The benchmark product of the AI industry, ChatGPT, is facing critical challenges, with growth in European paid users possibly having stalled, revealing a significant signal: the monetization capability of AI is being tested.

On October 17th, according to Hard AI, Deutsche Bank stated in its latest research report that consumer spending on ChatGPT in the European market has nearly stagnated since May this year, suggesting that this "flagship product" of the AI wave may have peaked in attracting new paid users.

Although OpenAI CEO Sam Altman announced last week that ChatGPT's weekly active users have surpassed 800 million, Deutsche Bank pointed out that its paid user growth has significantly slowed, and revenue growth still lags far behind streaming platforms like Spotify and Netflix.

The research report states that against the backdrop of OpenAI's valuation reaching $500 billion, close to Netflix's market value, its revenue scale and number of paid subscribers are far behind. This reveals the core contradiction currently faced by the AI industry—the huge gap between technological influence and commercial profitability.

Deutsche Bank analyst Jim Reid stated: “AI will undoubtedly change the world and enhance productivity, but the path to profitability remains unclear. The real challenge lies not in the algorithms, but in the business model.

Weakening Growth Signals in the European Market

According to tracking data from Deutsche Bank's dbDataInsights team on the five major European markets—France, Germany, Italy, Spain, and the UK—ChatGPT's monthly consumer spending growth rate has significantly slowed since May 2025.

Notably, although there were similar seasonal slowdowns in July and August 2024 (attributed to a decrease in student users during the summer), there was strong growth in June and a significant rebound in September.

In contrast, the performance in these two months of 2025 has been flat, failing to replicate last year's growth momentum.

Analysis indicates that this difference suggests the current growth stagnation may not simply be a seasonal fluctuation.

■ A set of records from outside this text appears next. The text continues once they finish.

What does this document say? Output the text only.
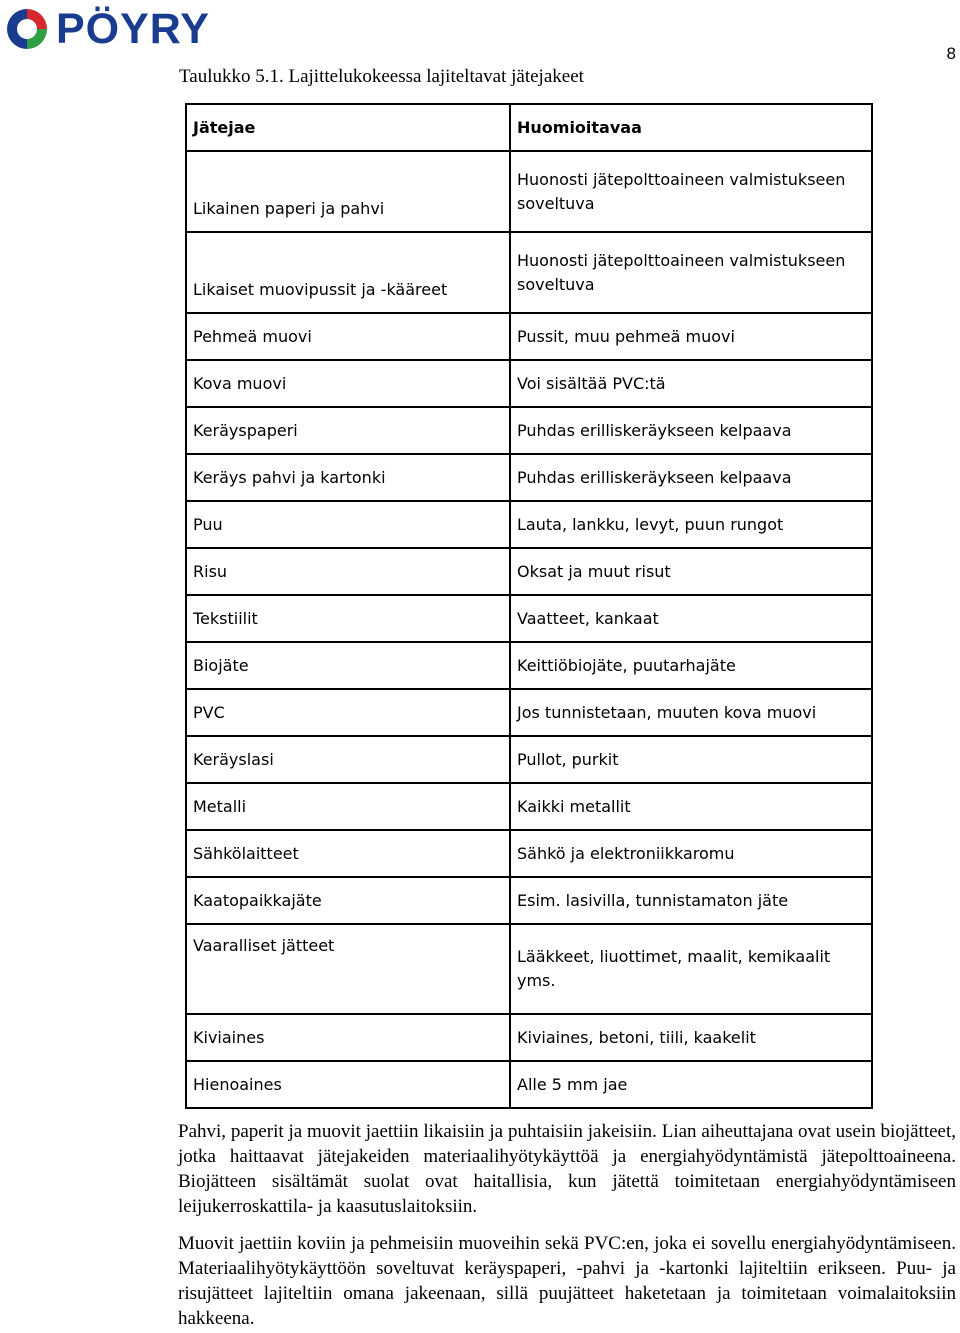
PÖYRY
8
Taulukko 5.1. Lajittelukokeessa lajiteltavat jätejakeet
Jätejae	Huomioitavaa
Likainen paperi ja pahvi	Huonosti jätepolttoaineen valmistukseen soveltuva
Likaiset muovipussit ja -kääreet	Huonosti jätepolttoaineen valmistukseen soveltuva
Pehmeä muovi	Pussit, muu pehmeä muovi
Kova muovi	Voi sisältää PVC:tä
Keräyspaperi	Puhdas erilliskeräykseen kelpaava
Keräys pahvi ja kartonki	Puhdas erilliskeräykseen kelpaava
Puu	Lauta, lankku, levyt, puun rungot
Risu	Oksat ja muut risut
Tekstiilit	Vaatteet, kankaat
Biojäte	Keittiöbiojäte, puutarhajäte
PVC	Jos tunnistetaan, muuten kova muovi
Keräyslasi	Pullot, purkit
Metalli	Kaikki metallit
Sähkölaitteet	Sähkö ja elektroniikkaromu
Kaatopaikkajäte	Esim. lasivilla, tunnistamaton jäte
Vaaralliset jätteet	Lääkkeet, liuottimet, maalit, kemikaalit yms.
Kiviaines	Kiviaines, betoni, tiili, kaakelit
Hienoaines	Alle 5 mm jae

Pahvi, paperit ja muovit jaettiin likaisiin ja puhtaisiin jakeisiin. Lian aiheuttajana ovat usein biojätteet, jotka haittaavat jätejakeiden materiaalihyötykäyttöä ja energiahyödyntämistä jätepolttoaineena. Biojätteen sisältämät suolat ovat haitallisia, kun jätettä toimitetaan energiahyödyntämiseen leijukerroskattila- ja kaasutuslaitoksiin.

Muovit jaettiin koviin ja pehmeisiin muoveihin sekä PVC:en, joka ei sovellu energiahyödyntämiseen. Materiaalihyötykäyttöön soveltuvat keräyspaperi, -pahvi ja -kartonki lajiteltiin erikseen. Puu- ja risujätteet lajiteltiin omana jakeenaan, sillä puujätteet haketetaan ja toimitetaan voimalaitoksiin hakkeena.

Although the data only covers part of the European market rather than globally, and there may still be data volatility, this trend is undoubtedly worth close attention.

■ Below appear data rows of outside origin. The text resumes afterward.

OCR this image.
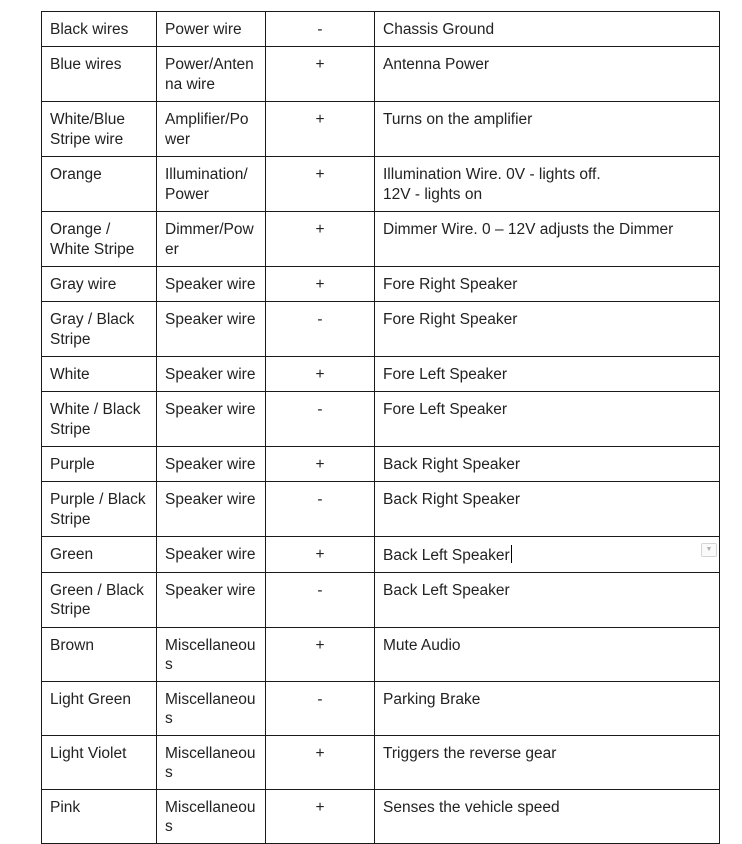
Black wires	Power wire	-	Chassis Ground
Blue wires	Power/Antenna wire	+	Antenna Power
White/Blue Stripe wire	Amplifier/Power	+	Turns on the amplifier
Orange	Illumination/Power	+	Illumination Wire. 0V - lights off. 12V - lights on
Orange / White Stripe	Dimmer/Power	+	Dimmer Wire. 0 – 12V adjusts the Dimmer
Gray wire	Speaker wire	+	Fore Right Speaker
Gray / Black Stripe	Speaker wire	-	Fore Right Speaker
White	Speaker wire	+	Fore Left Speaker
White / Black Stripe	Speaker wire	-	Fore Left Speaker
Purple	Speaker wire	+	Back Right Speaker
Purple / Black Stripe	Speaker wire	-	Back Right Speaker
Green	Speaker wire	+	Back Left Speaker ▼

Green / Black Stripe	Speaker wire	-	Back Left Speaker
Brown	Miscellaneous	+	Mute Audio
Light Green	Miscellaneous	-	Parking Brake
Light Violet	Miscellaneous	+	Triggers the reverse gear
Pink	Miscellaneous	+	Senses the vehicle speed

The Huge Gap Between Valuation and Revenue

Deutsche Bank's comparative analysis reveals a significant gap between OpenAI's valuation and its actual business scale. The report states,

  • Netflix's market value is comparable to OpenAI's expected valuation ($500 billion), but it has over 300 million global subscribers, with projected annual revenue of $45 billion in 2025 and a price-to-sales ratio of 12.5 times
  • Music streaming platform Spotify has a market value of $144 billion, with 276 million subscribers and an expected annual revenue of over $17 billion, resulting in a price-to-sales ratio of 7.3 times.

In contrast, according to data disclosed by OpenAI in April this year, its global paid subscribers number only about 20 million—this figure shows a significant gap compared to its valuation.

Deutsche Bank pointed out that while OpenAI's user growth is impressive (weekly active users have increased from 500 million at the end of March to 800 million), the biggest challenge for commercialization remains "how to convert this massive traffic into sustained paying subscribers."

The research report noted that the growth of AI tools in the initial stages often relies on curiosity and the diffusion effect of free users, but once entering the paid phase, retention rates and sustained value will determine the commercial ceiling of the platform.

Investors are highly focused on OpenAI's upcoming revenue disclosure cycle. Deutsche Bank believes that if paid growth continues to stagnate, the valuation system of the AI industry may face correction pressure.